Senator Norris is the latest object lesson in the strange occurrences that take place when someone takes their seat in a state legislator’s chair. Elected to represent constituents from a specific district, so many times, a state legislator then becomes head of a committee and their primary allegiance is to the lobbyists and the industry for which they are supposed to be providing oversight.

For example, Senator Norris is chairman of the Senate Transportation Committee, and suddenly, it’s as if roadbuilding is the most important function of state government, not whether his constituents are better with the services funded by the $44 million shifted in the governor’s budget.

Steaks and Bourbon

But Senator Norris shouldn’t shoulder all the blame. For decades, the Tennessee Roadbuilders Association has been buying steak dinners and copious rivers of bourbon for legislators, and even in today’s more careful environment, the lobbying group has power that is exceeds any group that more precisely represents the interests of average Tennesseeans.

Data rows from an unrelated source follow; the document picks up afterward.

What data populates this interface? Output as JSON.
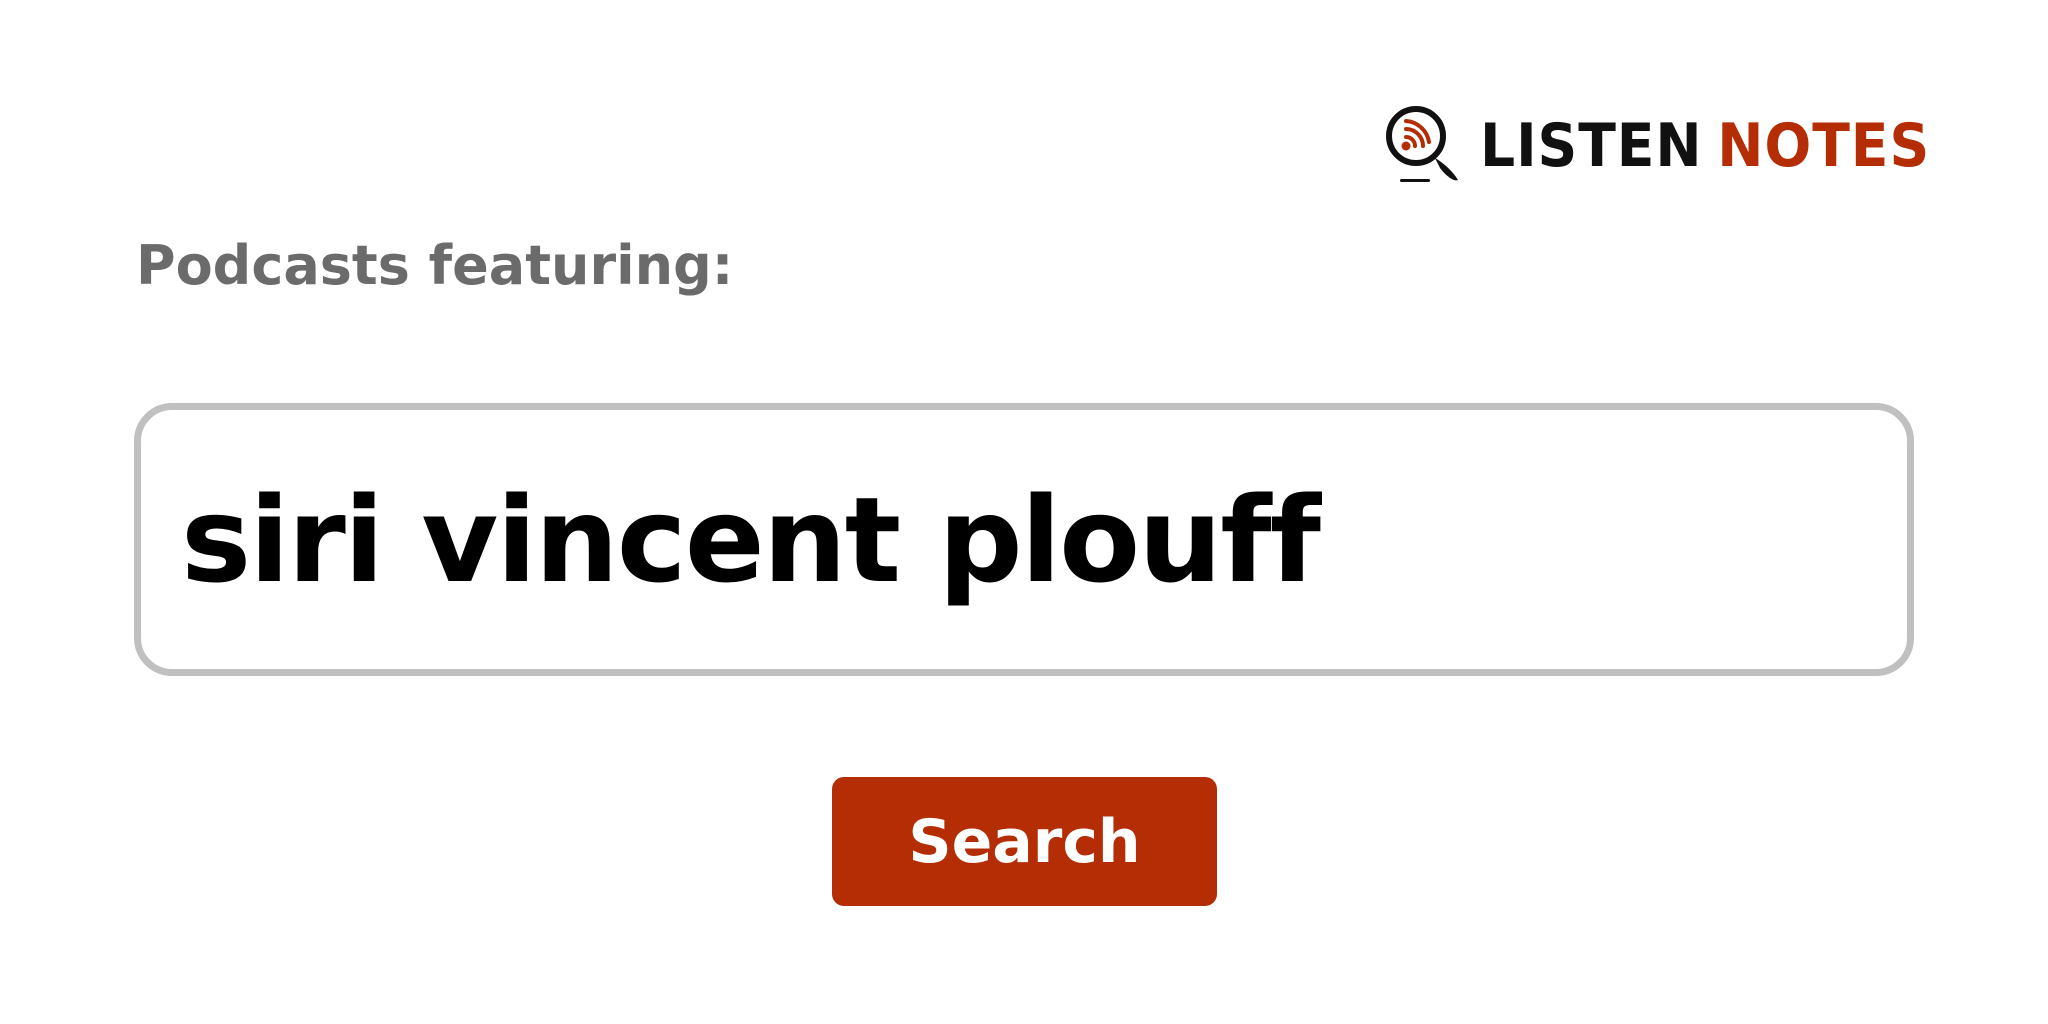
{
  "brand": {
    "word1": "LISTEN",
    "word2": "NOTES",
    "icon": "podcast-search-icon",
    "colors": {
      "dark": "#111111",
      "accent": "#b42d04"
    }
  },
  "form": {
    "prefix_label": "Podcasts featuring:",
    "query_value": "siri vincent plouff",
    "search_button_label": "Search"
  },
  "colors": {
    "label_gray": "#6b6b6b",
    "input_border": "#c0c0c0",
    "button_bg": "#b42d04",
    "button_text": "#ffffff"
  }
}
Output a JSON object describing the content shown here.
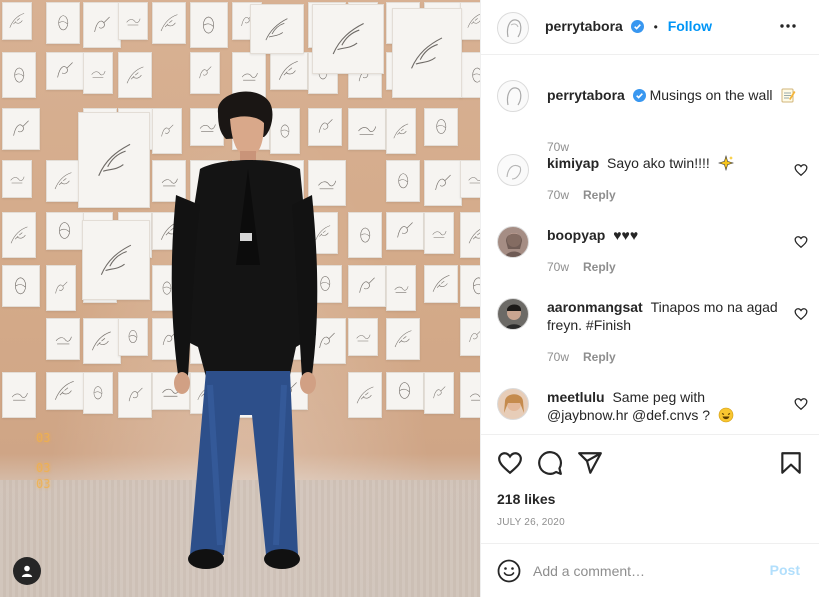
{
  "post": {
    "author": "perrytabora",
    "follow_label": "Follow",
    "dot": "•",
    "caption_author": "perrytabora",
    "caption_text": "Musings on the wall",
    "caption_emoji": "memo-icon",
    "caption_time": "70w",
    "likes": "218 likes",
    "date": "JULY 26, 2020",
    "photo_date_stamp": [
      "03",
      "03",
      "03"
    ]
  },
  "comments": [
    {
      "user": "kimiyap",
      "text": "Sayo ako twin!!!!",
      "emoji": "sparkles-icon",
      "time": "70w",
      "reply": "Reply"
    },
    {
      "user": "boopyap",
      "text": "♥♥♥",
      "emoji": "",
      "time": "70w",
      "reply": "Reply"
    },
    {
      "user": "aaronmangsat",
      "text": "Tinapos mo na agad freyn. #Finish",
      "emoji": "",
      "time": "70w",
      "reply": "Reply"
    },
    {
      "user": "meetlulu",
      "text": "Same peg with @jaybnow.hr @def.cnvs ?",
      "emoji": "laughing-icon",
      "time": "",
      "reply": ""
    }
  ],
  "composer": {
    "placeholder": "Add a comment…",
    "post_label": "Post"
  },
  "colors": {
    "accent": "#0095f6",
    "verified": "#3897f0",
    "muted": "#8e8e8e",
    "post_disabled": "#b2dffc"
  }
}
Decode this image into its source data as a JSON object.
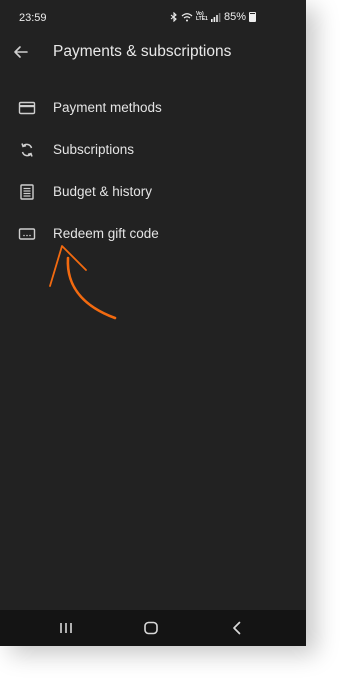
{
  "status_bar": {
    "time": "23:59",
    "network": "Vo) LTE1",
    "battery_percent": "85%",
    "icons": [
      "bluetooth-icon",
      "wifi-icon",
      "volte-icon",
      "signal-icon",
      "battery-icon"
    ]
  },
  "header": {
    "title": "Payments & subscriptions",
    "back_icon": "arrow-back-icon"
  },
  "menu": {
    "items": [
      {
        "label": "Payment methods",
        "icon": "credit-card-icon"
      },
      {
        "label": "Subscriptions",
        "icon": "sync-icon"
      },
      {
        "label": "Budget & history",
        "icon": "receipt-list-icon"
      },
      {
        "label": "Redeem gift code",
        "icon": "gift-card-icon"
      }
    ]
  },
  "annotation": {
    "type": "hand-drawn-arrow",
    "color": "#f26a10",
    "points_to": "Redeem gift code"
  },
  "nav_bar": {
    "buttons": [
      "recents-icon",
      "home-icon",
      "back-icon"
    ]
  },
  "colors": {
    "screen_background": "#222222",
    "text": "#e4e4e4",
    "icon": "#cfcfcf",
    "nav_background": "#141414"
  }
}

In truth, this controversy isn’t about the money at all. It’s about the real currency of Nashville politics – power and control.

The shift of the money from the highway fund to other services was the first crack in the roadbuilders’ invincibility, and they are working hard to make sure it never happens again and to prove that they are still a power to be reckoned with.

Meanwhile, in Senator Norris’ district, apparently, asphalt is king, as more and more green space is covered over, as Hacks Cross Road becomes the newest incarnation of Germantown Road’s misery and as Tennessee Highway 385 spawns a new burst of sprawl that gobbles up land, duplicates infrastructure costs and damages the major city at our region’s center.

To underscore the single-minded focus of the Roadbuilders Association – to line their own pockets – its iron grip on Nashville politics has made sure that state transportation policy means building more roads, never making investments in mass transit nor alternative modes of travel. Bills to make substantial investments in mass transit have routinely been choked to death by the roadbuilders association without raising a sweat.

Road Rage

This obsession with roads by one of our local senators is even more puzzling in light of the report by the U.S. Public Interest Research Group that Memphis is 6th in the U.S. in the number of lanes of highways per capita, contributing to our city’s ranking as the 17th worst city for air pollution from vehicles.

Meanwhile, Shelby County was cited by the Federal Highway Administration for lack of safe alternative forms of transportation such as bike and pedestrian lanes and light rail. Also, the Federal Highway Administration’s recent report on the country’s major bottlenecks doesn’t mention Memphis even once. Rather, it points to I-24 at 440N in Chattanooga and I-40 at I-24 in Nashville as major problem areas.

It would seem to suggest that Memphis has all the roads that it needs. At the same time, we have serious needs in pre-K and health care, so if Governor Bredesen could earmark the $44 million for our community, it would be the best use of highway money we’ve gotten lately.